October 28, 2021
LA JOLLA—Salk Professor Tatyana Sharpee has won the American Society for Biochemistry and Molecular Biology’s (ASBMB) 2022 DeLano Award for Computational Biosciences. The award is given to a scientist with an innovative development or application of a computer technology that can enhance research in the life sciences at the molecular level.
“Tanya’s cutting-edge computational approach to neurobiology research shows exciting promise for new insights into the aging process and disease,” says Salk President Rusty Gage. “We are thrilled the Society has recognized her for her groundbreaking work.”
Sharpee is the second woman to receive the Delano Award for Computational Biosciences since its inception. The award includes a plaque, a $3,000 prize and paid travel for Sharpee to present a lecture at the annual ASBMB meeting in Philadelphia, in April 2022.

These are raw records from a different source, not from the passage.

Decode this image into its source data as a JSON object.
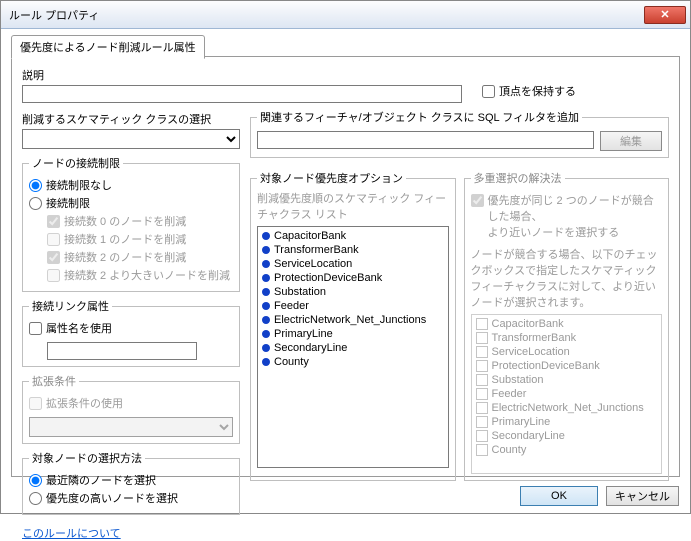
{
  "window": {
    "title": "ルール プロパティ"
  },
  "tab": {
    "label": "優先度によるノード削減ルール属性"
  },
  "desc": {
    "label": "説明",
    "value": ""
  },
  "keep_vertices": {
    "label": "頂点を保持する"
  },
  "schematic_select": {
    "label": "削減するスケマティック クラスの選択"
  },
  "filter": {
    "legend": "関連するフィーチャ/オブジェクト クラスに SQL フィルタを追加",
    "value": "",
    "edit_btn": "編集"
  },
  "conn_limit": {
    "legend": "ノードの接続制限",
    "none": "接続制限なし",
    "limit": "接続制限",
    "c0": "接続数 0 のノードを削減",
    "c1": "接続数 1 のノードを削減",
    "c2": "接続数 2 のノードを削減",
    "cmore": "接続数 2 より大きいノードを削減"
  },
  "link_attr": {
    "legend": "接続リンク属性",
    "use_attr": "属性名を使用",
    "value": ""
  },
  "ext_cond": {
    "legend": "拡張条件",
    "use": "拡張条件の使用"
  },
  "target_sel": {
    "legend": "対象ノードの選択方法",
    "nearest": "最近隣のノードを選択",
    "priority": "優先度の高いノードを選択"
  },
  "priority_opts": {
    "legend": "対象ノード優先度オプション",
    "sub": "削減優先度順のスケマティック フィーチャクラス リスト",
    "items": [
      "CapacitorBank",
      "TransformerBank",
      "ServiceLocation",
      "ProtectionDeviceBank",
      "Substation",
      "Feeder",
      "ElectricNetwork_Net_Junctions",
      "PrimaryLine",
      "SecondaryLine",
      "County"
    ]
  },
  "multi_sel": {
    "legend": "多重選択の解決法",
    "opt1a": "優先度が同じ 2 つのノードが競合した場合、",
    "opt1b": "より近いノードを選択する",
    "note1": "ノードが競合する場合、以下のチェックボックスで指定したスケマティック フィーチャクラスに対して、より近いノードが選択されます。",
    "items": [
      "CapacitorBank",
      "TransformerBank",
      "ServiceLocation",
      "ProtectionDeviceBank",
      "Substation",
      "Feeder",
      "ElectricNetwork_Net_Junctions",
      "PrimaryLine",
      "SecondaryLine",
      "County"
    ]
  },
  "about_link": "このルールについて",
  "footer": {
    "ok": "OK",
    "cancel": "キャンセル"
  }
}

Sharpee, who holds the Edwin K. Hunter Chair, studies how the brain and other biological systems work and uses information theory to quantify the activity of neurons. In one area of research, she seeks to determine how features are organized within parts of the brain that are responsible for conveying our senses, including vision, hearing and the sense of smell. Revealing the workings of these core senses could help lead to new treatments and brain-machine interfaces for patients with disruptions to these systems, which can happen as a result of stroke, dementia or with schizophrenia.
Salk Professor Tony Hunter, who is an ASBMB member, nominated Sharpee for the award.
The DeLano Award for Computational Biosciences was established by family, friends and colleagues to honor the legacy of Warren L. DeLano, who passed away suddenly in 2009 and was best known for his computer system PyMOL, an open-source program for visualization of complex macromolecular systems.